Upper-Division

AM 100 Mathematical Methods for Engineers

Covers important concepts in applied mathematics, including complex analysis, vector calculus, Fourier Series, and integral transforms. Applications of the methods to various problems in science and engineering are discussed.

Credits

5

Requirements

Prerequisite(s): AM 20 or MATH 24, and AM 30 or MATH 23B, or by permission of instructor.

AM 107 Introduction to Fluid Dynamics

Covers fundamental topics in fluid dynamics: Euler and Lagrange descriptions of continuum dynamics; conservation laws for inviscid and viscous flows; potential flows; exact solutions of the Navier-Stokes equation; boundary layer theory; gravity waves. Students cannot receive credit for this course and AM 217. (AM 107 formerly AMS 107.)

Credits

5

Cross Listed Courses

PHYS 107

Requirements

Prerequisite(s): AM 112 or MATH 107 or PHYS 116C or EART 111.

AM 112 Introduction to Partial Differential Equations

Teaches analytical methods for the solution of first- and second-order PDEs of two variables, including: the method of characteristics for first-order PDEs; separation of variables for the heat, wave, and Laplace’s equations in a finite or periodic Cartesian domain; homogeneous vs. forced problem; Sturm-Liouville theory; polar and spherical coordinate systems. Each method is illustrated by solving PDEs originating from real-life applications. Students cannot receive credit for this course and AM 212A.

Credits

5

Requirements

Prerequisite(s): AM 100 or by permission of the instructor. Enrollment is restricted to juniors and seniors.

AM 114 Introduction to Dynamical Systems

Introduces continuous and discrete dynamical systems. Topics include: fixed points; stability; bifurcations; limit cycles; introduction to chaos. Examples are drawn from sciences and engineering. Familiarity with Matlab is preferred. Students cannot receive credit for this course and AM 214. (Formerly AMS 214.)

Credits

5

Requirements

Prerequisite(s): AM 10 or MATH 21; and AM 20 or MATH 24; and AM 30 or MATH 23A or MATH 22; or PHYS 116A. Enrollment is restricted to sophomores, juniors and seniors. Students are also expected to have some familiarity with Matlab (or alternatively Python), through AM 10 and 20. Students who are not familiar with Matlab will be provided with the opportunity to learn it in the first few weeks of class.

General Education Code

MF

AM 115 Stochastic Modeling in Biology

Application of differential equations, probability, and stochastic processes to problems in cell, organismal, and population biology. Topics include systems biology, cellular processes, gene-regulation, and population biology. Students may not receive credit for this course and AM 215.

Credits

5

Requirements

Prerequisite(s): STAT 131 and AM 20; a university-level course in biology, and operational knowledge of a programming language; or consent of instructor.

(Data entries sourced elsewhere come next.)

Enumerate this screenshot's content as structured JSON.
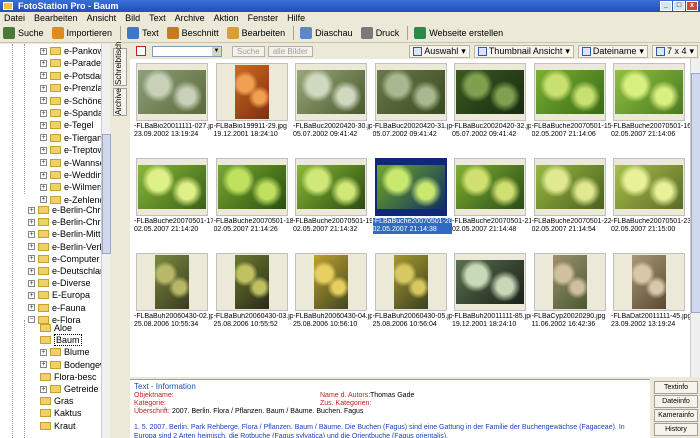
{
  "window": {
    "title": "FotoStation Pro - Baum",
    "controls": [
      "_",
      "□",
      "x"
    ]
  },
  "menu": [
    "Datei",
    "Bearbeiten",
    "Ansicht",
    "Bild",
    "Text",
    "Archive",
    "Aktion",
    "Fenster",
    "Hilfe"
  ],
  "toolbar": [
    {
      "label": "Suche",
      "icon": "search-icon",
      "color": "#4a7a3a"
    },
    {
      "label": "Importieren",
      "icon": "import-icon",
      "color": "#e08a20"
    },
    {
      "label": "Text",
      "icon": "pen-icon",
      "color": "#3a78c8"
    },
    {
      "label": "Beschnitt",
      "icon": "crop-icon",
      "color": "#c87a20"
    },
    {
      "label": "Bearbeiten",
      "icon": "edit-icon",
      "color": "#d8a030"
    },
    {
      "label": "Diaschau",
      "icon": "slideshow-icon",
      "color": "#5a88c8"
    },
    {
      "label": "Druck",
      "icon": "print-icon",
      "color": "#7a7a7a"
    },
    {
      "label": "Webseite erstellen",
      "icon": "globe-icon",
      "color": "#2a8a4a"
    }
  ],
  "tree": {
    "level2": [
      "e-Pankow",
      "e-Paraden",
      "e-Potsdam",
      "e-Prenzlau",
      "e-Schöneb",
      "e-Spandau",
      "e-Tegel",
      "e-Tiergart",
      "e-Treptow",
      "e-Wannse",
      "e-Wedding",
      "e-Wilmers",
      "e-Zehlend"
    ],
    "level1": [
      "e-Berlin-Chris",
      "e-Berlin-Chris",
      "e-Berlin-Mitte",
      "e-Berlin-Verk",
      "e-Computer",
      "e-Deutschlar",
      "e-Diverse",
      "E-Europa",
      "e-Fauna",
      "e-Flora"
    ],
    "flora": [
      "Aloe",
      "Baum",
      "Blume",
      "Bodengew",
      "Flora-besc",
      "Getreide",
      "Gras",
      "Kaktus",
      "Kraut"
    ],
    "selected": "Baum"
  },
  "sidetabs": [
    "Schreibtisch",
    "Archive"
  ],
  "filter": {
    "search_label": "Suche",
    "all_label": "alle Bilder"
  },
  "view_controls": [
    {
      "label": "Auswahl",
      "icon": "checkbox-icon"
    },
    {
      "label": "Thumbnail Ansicht",
      "icon": "thumbnail-icon"
    },
    {
      "label": "Dateiname",
      "icon": "sort-icon"
    },
    {
      "label": "7 x 4",
      "icon": "grid-icon"
    }
  ],
  "thumbnails": [
    {
      "file": "-FLBaBio20011111-027.jpg",
      "date": "23.09.2002 13:19:24",
      "palette": [
        "#8ea07a",
        "#5a6a3a",
        "#c8d0b8"
      ],
      "orient": "land"
    },
    {
      "file": "-FLBaBio199911-29.jpg",
      "date": "19.12.2001 18:24:10",
      "palette": [
        "#d06a20",
        "#7a3010",
        "#f0a050"
      ],
      "orient": "port"
    },
    {
      "file": "-FLBaBuc20020420-30.jpg",
      "date": "05.07.2002 09:41:42",
      "palette": [
        "#98a878",
        "#4a5a30",
        "#d0d8c0"
      ],
      "orient": "land"
    },
    {
      "file": "-FLBaBuc20020420-31.jpg",
      "date": "05.07.2002 09:41:42",
      "palette": [
        "#6a7a4a",
        "#3a4a20",
        "#a8b890"
      ],
      "orient": "land"
    },
    {
      "file": "-FLBaBuc20020420-32.jpg",
      "date": "05.07.2002 09:41:42",
      "palette": [
        "#3a5a20",
        "#1a2a10",
        "#80a050"
      ],
      "orient": "land"
    },
    {
      "file": "-FLBaBuche20070501-15.jpg",
      "date": "02.05.2007 21:14:06",
      "palette": [
        "#7ab030",
        "#3a6a18",
        "#c8e070"
      ],
      "orient": "land"
    },
    {
      "file": "-FLBaBuche20070501-16.jpg",
      "date": "02.05.2007 21:14:06",
      "palette": [
        "#90c040",
        "#4a7a20",
        "#d8f080"
      ],
      "orient": "land"
    },
    {
      "file": "-FLBaBuche20070501-17.jpg",
      "date": "02.05.2007 21:14:20",
      "palette": [
        "#88b838",
        "#3a6018",
        "#e0f088"
      ],
      "orient": "land"
    },
    {
      "file": "-FLBaBuche20070501-18.jpg",
      "date": "02.05.2007 21:14:26",
      "palette": [
        "#78a830",
        "#2a5010",
        "#c0e060"
      ],
      "orient": "land"
    },
    {
      "file": "-FLBaBuche20070501-19.jpg",
      "date": "02.05.2007 21:14:32",
      "palette": [
        "#8ab838",
        "#2a4a10",
        "#d0e878"
      ],
      "orient": "land"
    },
    {
      "file": "-FLBaBuche20070501-20.jpg",
      "date": "02.05.2007 21:14:38",
      "palette": [
        "#70a828",
        "#103060",
        "#c8e870"
      ],
      "orient": "land"
    },
    {
      "file": "-FLBaBuche20070501-21.jpg",
      "date": "02.05.2007 21:14:48",
      "palette": [
        "#80b030",
        "#2a4a18",
        "#d0e070"
      ],
      "orient": "land"
    },
    {
      "file": "-FLBaBuche20070501-22.jpg",
      "date": "02.05.2007 21:14:54",
      "palette": [
        "#98b840",
        "#4a6020",
        "#e0e890"
      ],
      "orient": "land"
    },
    {
      "file": "-FLBaBuche20070501-23.jpg",
      "date": "02.05.2007 21:15:00",
      "palette": [
        "#a8c048",
        "#5a6a28",
        "#e8f098"
      ],
      "orient": "land"
    },
    {
      "file": "-FLBaBuh20060430-02.jpg",
      "date": "25.08.2006 10:55:34",
      "palette": [
        "#7a8a40",
        "#3a3a20",
        "#b8b868"
      ],
      "orient": "port"
    },
    {
      "file": "-FLBaBuh20060430-03.jpg",
      "date": "25.08.2006 10:55:52",
      "palette": [
        "#6a7a30",
        "#2a2a18",
        "#c0c060"
      ],
      "orient": "port"
    },
    {
      "file": "-FLBaBuh20060430-04.jpg",
      "date": "25.08.2006 10:56:10",
      "palette": [
        "#c0a030",
        "#404820",
        "#e8d060"
      ],
      "orient": "port"
    },
    {
      "file": "-FLBaBuh20060430-05.jpg",
      "date": "25.08.2006 10:56:04",
      "palette": [
        "#a89830",
        "#3a4020",
        "#d8c860"
      ],
      "orient": "port"
    },
    {
      "file": "-FLBaBuh20011111-85.jpg",
      "date": "19.12.2001 18:24:10",
      "palette": [
        "#5a7050",
        "#1a2018",
        "#c8d8b8"
      ],
      "orient": "land"
    },
    {
      "file": "-FLBaCyp20020290.jpg",
      "date": "11.06.2002 16:42:36",
      "palette": [
        "#a09070",
        "#485a30",
        "#d0c0a0"
      ],
      "orient": "port"
    },
    {
      "file": "-FLBaDat20011111-45.jpg",
      "date": "23.09.2002 13:19:24",
      "palette": [
        "#a89878",
        "#5a4a30",
        "#d8c8a8"
      ],
      "orient": "port"
    }
  ],
  "info": {
    "title": "Text - Information",
    "objektname_label": "Objektname:",
    "kategorie_label": "Kategorie:",
    "ueberschrift_label": "Überschrift:",
    "ueberschrift_value": "2007. Berlin. Flora / Pflanzen. Baum / Bäume. Buchen. Fagus",
    "autor_label": "Name d. Autors:",
    "autor_value": "Thomas Gade",
    "zus_label": "Zus. Kategorien:",
    "body": "1. 5. 2007. Berlin. Park Rehberge. Flora / Pflanzen. Baum / Bäume. Die Buchen (Fagus) sind eine Gattung in der Familie der Buchengewächse (Fagaceae). In Europa sind 2 Arten heimisch, die Rotbuche (Fagus sylvatica) und die Orientbuche (Fagus orientalis)."
  },
  "info_tabs": [
    "Textinfo",
    "Dateiinfo",
    "Kamerainfo",
    "History"
  ]
}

AM 129 Foundations of Scientific Computing for Scientists and Engineers

Covers fundamental aspects of scientific computing for research. Students are introduced to algorithmic development, programming (including the use of compilers, libraries, debugging, optimization, code publication), computational infrastructure, and data analysis tools, gaining hands-on experience through practical assignments. Basic programming experience is assumed.

Credits

5

Requirements

Prerequisite(s): AM 10 and MATH 11A; or AM 10 and MATH 19A; or AM 10 and MATH 20A; or MATH 21 and MATH 11A; or MATH 21 and MATH 19A; or MATH 21 and MATH 20A.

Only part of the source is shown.